Люди приплывали, люди уплывали. Священник, полиция, соболезнующие, любопытные. Дверь кабинета Злотникова не закрывалась. У него хорошо получалось изображать скорбящего мужа. Даже сизая щетина и легкий запах алкоголя играли ему на руку, заставляли непосвященных вздыхать и сочувствовать. Но было и еще кое-что, в глазах Злотникова затаился страх, скрыть который у него никак не выходило. Причину этого страха знал мастер Берг, но хранил молчание, а к обеду и вовсе ушел из замка, уединился на маяке.

Софье казалось, что сейчас дом держался исключительно на хрупких плечах пани Вершинской.

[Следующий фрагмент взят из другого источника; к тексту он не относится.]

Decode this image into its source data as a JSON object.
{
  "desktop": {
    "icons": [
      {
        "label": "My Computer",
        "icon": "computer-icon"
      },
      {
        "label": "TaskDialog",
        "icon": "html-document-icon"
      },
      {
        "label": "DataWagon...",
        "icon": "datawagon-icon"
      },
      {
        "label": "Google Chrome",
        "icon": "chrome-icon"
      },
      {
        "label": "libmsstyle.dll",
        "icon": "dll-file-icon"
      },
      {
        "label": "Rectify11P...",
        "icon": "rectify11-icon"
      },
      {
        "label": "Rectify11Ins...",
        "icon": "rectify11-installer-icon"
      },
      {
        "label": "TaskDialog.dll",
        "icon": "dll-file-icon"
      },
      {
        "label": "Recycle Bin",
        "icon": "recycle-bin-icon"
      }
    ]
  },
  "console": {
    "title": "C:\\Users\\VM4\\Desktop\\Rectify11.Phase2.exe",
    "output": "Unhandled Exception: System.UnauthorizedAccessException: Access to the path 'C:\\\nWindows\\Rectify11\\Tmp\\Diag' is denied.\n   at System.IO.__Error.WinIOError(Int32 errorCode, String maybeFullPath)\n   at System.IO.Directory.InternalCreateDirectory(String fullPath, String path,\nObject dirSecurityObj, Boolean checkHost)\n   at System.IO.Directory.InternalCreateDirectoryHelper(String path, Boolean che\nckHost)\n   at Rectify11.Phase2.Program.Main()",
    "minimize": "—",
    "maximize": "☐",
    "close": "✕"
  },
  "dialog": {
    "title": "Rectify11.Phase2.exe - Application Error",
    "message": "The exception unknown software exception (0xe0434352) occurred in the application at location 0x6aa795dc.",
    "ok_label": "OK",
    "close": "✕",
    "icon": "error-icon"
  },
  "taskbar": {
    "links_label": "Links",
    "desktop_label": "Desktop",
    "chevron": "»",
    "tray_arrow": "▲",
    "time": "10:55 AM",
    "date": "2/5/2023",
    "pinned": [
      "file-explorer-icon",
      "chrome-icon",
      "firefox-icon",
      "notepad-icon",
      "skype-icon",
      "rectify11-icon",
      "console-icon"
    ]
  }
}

Слугами и теми, кто прибывал на остров, она руководила железной рукой, успевала сделать тысячи дел сразу, распорядиться, напомнить, организовать. Остальные обитатели замка старались не попадаться на глаза ни хозяину, ни приплывшим на остров чужакам. И лишь вечером, когда тело Мари увезли в Чернокаменск, все собрались за поминальным столом. Место хозяйки пустовало, занять его никто не отважился. В гнетущей тишине звон столовых приборов казался непозволительно громким, а шампанское неуместным. Тишину нарушил Злотников. Никогда раньше Софья не видела, чтобы он злоупотреблял спиртным, но сейчас хозяин поместья пил бокал за бокалом. И не шампанское, как остальные, а неразбавленный виски. И с каждой минутой взгляд его становился все тяжелее, все мрачнее.

– Что молчите, майстер Шварц? – Он ткнул указательным пальцем в алхимика. – Хорошо же вы помогли моей бедной жене! Довели ее до сумасшествия своими колдовскими штучками! Или, быть может, не довели, а подтолкнули? В башне, кроме вас и Мари, никого не было, – теперь взгляд его сделался еще и подозрительным.